There are two kinds of history: Great history and small history. Great history is the history we are used to reading about: wars, famines, plagues, floods, famous murders, elected world leaders, kings and queens, and periods of time that have names beginning with capital letters (the Renaissance). For the past few weeks, I have been reading In the Garden of Beasts by Erik Larson, a study of US Ambassador William E. Dodd and his daughter Martha, and their family’s time spent in early Nazi Germany. I enjoyed this book immensely, even though it is written in little snippets and I sometimes wanted each part of the story to move along for longer than just a page or two.
Larson’s story on the rise of Nazism is told from the perspective of two small players. It’s an interesting angle. Martha Dodd wrote copious letters to her many friends and lovers, and also published her father’s diary, leaving a wonderful “in-the-moment” record of what it was like to live in Berlin as Hitler came to power. One of Hitler’s cronies even tried to fix her up with the man himself on a date. It’s hard to imagine anything creepier—but the book is full of interesting and authentic details like that.
Small history is the history that Bill Bryson explores in his latest book, At Home: A Short History of Private Life. He details how each room of his house in England, the former home of a country parson, came to be. It is the history we find tucked in the corners of museums, in the china collections of first ladies, in the period wardrobes of servants, and in articles about the rise and decline of different farm tools.
Bryson makes history come alive as he explores his house and looks at its original plans. He leads us on pleasant tangents about the history of various building materials, British clergy, wealth distribution, taxes in America, and numerous other things. It’s amazing what he crams into this book—but you feel that way with most of his nonfiction books; his curiosity is boundless.
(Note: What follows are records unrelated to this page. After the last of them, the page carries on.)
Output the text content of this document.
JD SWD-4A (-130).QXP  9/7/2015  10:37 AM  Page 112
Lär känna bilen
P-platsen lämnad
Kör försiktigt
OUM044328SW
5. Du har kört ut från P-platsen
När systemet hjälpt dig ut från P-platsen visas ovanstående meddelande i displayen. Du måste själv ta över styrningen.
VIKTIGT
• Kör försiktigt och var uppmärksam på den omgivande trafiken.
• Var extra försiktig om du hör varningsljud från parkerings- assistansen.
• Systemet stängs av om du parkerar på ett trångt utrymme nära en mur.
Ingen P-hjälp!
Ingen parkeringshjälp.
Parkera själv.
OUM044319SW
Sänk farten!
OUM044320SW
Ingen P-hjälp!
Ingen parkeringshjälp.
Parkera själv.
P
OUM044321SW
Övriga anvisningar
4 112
Bryson as a historian can be overwhelming, but I’m a fan.
History books do not sell millions of copies in most cases, but they do a steady business. Sometimes, you can find a local market for your personal interest. Maybe there is a famous worldwide business that started in your hometown, or a notorious unsolved murder, or a strange mystery that needs probing. (There are all of these in my own hometown, actually.) Though most people are not true history buffs, many do love the history of particular things, and if you can find a matching publisher for these audiences, and an interesting way to present your topic, you may be able to work a book proposal right into a history publisher’s heart.
Today’s Writing Exercise:
Think about a piece of history, great or small, that interests you. If you prefer great history, try to find a new angle—as Larson does by telling the story of Hitler’s rise from an unusual perspective—that will still allow you to do enough research. If it is small history, think about how you can gather an audience that is large enough to convince a publisher that a book on the subject is needed. If Bill Bryson can write and publish a book based on a walk through his own home, you can probably find a way to write about something equally obscure.
To give you some inspiration, check out ”Stuff You Missed in History Class,” a podcast I find well researched, entertaining, and NOT for kids under age 15 or so! (Lots of sex and violence; it is history, after all.)